Dying Light: The Beast wraca do korzeni. Techland prezentuje lokację inspirowaną polskim parkiem narodowym

Dying Light: The Beast będzie mroczniejszą grą od poprzedniczki, lecz to nie znaczy, że zabraknie miejsc, które dostarczą zapierających dech widoków i urozmaicą doświadczenie.
Dying Light: The Beast zapowiada się na gratkę dla fanów pierwszej odsłony, którzy czuli niedosyt po drugiej części. Dlatego tytuł, który zadebiutuje 22 sierpnia, ma być mroczniejszy i kłaść większy nacisk na przetrwanie.
Warto jednak zauważyć, że akcja została osadzona w nowym miejscu.

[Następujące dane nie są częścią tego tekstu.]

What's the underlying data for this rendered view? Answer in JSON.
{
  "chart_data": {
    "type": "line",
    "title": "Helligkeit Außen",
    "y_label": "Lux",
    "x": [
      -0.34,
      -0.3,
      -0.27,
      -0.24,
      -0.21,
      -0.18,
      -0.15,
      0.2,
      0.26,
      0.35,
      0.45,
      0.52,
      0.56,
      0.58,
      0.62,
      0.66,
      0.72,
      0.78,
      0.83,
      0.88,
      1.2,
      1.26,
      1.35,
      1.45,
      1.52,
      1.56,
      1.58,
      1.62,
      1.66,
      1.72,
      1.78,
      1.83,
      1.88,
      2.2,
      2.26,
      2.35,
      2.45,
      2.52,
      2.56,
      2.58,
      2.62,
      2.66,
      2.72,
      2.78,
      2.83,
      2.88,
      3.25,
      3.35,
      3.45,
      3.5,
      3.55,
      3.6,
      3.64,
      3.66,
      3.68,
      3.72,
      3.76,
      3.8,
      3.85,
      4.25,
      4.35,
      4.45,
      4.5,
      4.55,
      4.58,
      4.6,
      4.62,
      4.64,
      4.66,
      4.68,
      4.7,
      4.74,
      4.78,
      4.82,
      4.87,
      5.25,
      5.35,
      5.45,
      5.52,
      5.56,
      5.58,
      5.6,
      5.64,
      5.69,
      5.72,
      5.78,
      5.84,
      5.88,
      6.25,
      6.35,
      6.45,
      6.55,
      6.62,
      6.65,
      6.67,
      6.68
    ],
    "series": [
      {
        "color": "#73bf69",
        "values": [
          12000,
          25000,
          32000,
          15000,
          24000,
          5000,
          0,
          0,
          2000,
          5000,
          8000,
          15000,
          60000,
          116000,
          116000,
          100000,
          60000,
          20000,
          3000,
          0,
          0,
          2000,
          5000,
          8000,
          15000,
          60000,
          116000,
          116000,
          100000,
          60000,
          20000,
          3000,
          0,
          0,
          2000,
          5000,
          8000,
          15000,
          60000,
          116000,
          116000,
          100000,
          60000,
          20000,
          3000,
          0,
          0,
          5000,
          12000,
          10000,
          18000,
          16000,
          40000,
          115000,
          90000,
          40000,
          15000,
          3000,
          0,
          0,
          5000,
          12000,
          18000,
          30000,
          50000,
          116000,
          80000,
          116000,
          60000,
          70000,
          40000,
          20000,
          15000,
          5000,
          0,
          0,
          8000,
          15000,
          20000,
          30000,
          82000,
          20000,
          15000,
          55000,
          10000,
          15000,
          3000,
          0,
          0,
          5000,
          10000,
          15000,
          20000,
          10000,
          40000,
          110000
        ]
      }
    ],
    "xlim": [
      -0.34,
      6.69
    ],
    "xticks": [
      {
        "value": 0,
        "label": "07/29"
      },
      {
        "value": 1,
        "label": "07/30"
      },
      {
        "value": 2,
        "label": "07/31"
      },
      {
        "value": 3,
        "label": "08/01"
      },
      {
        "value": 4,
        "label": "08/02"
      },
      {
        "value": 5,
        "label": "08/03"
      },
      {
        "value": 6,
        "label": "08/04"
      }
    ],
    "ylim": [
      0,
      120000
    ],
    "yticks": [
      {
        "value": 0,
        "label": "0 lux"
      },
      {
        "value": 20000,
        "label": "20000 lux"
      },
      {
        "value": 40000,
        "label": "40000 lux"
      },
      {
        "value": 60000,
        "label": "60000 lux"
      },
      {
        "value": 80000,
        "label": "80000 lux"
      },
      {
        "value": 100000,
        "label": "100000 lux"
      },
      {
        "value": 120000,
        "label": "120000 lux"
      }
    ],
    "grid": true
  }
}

Po wydostaniu się z niewoli, Kyle Crane trafi do Castor Woods, które jest piękną, acz niebezpieczną doliną. Niegdyś była ona sercem przemysłu, lecz od czasu epidemii zombie miasteczko wyludniało, w efekcie czego gracze będą mogli odwiedzić restauracje, puby czy hale produkcyjne, które są opuszczone, co jednak ułatwi pozyskiwanie łupów.




Najnowszy materiał promocyjny Techland poświęcił właśnie na prezentację Castor Woods, które co ciekawe, jest inspirowane prawdziwym miejscem znajdującym się w Polsce – Parkiem Narodowym Gór Stołowych.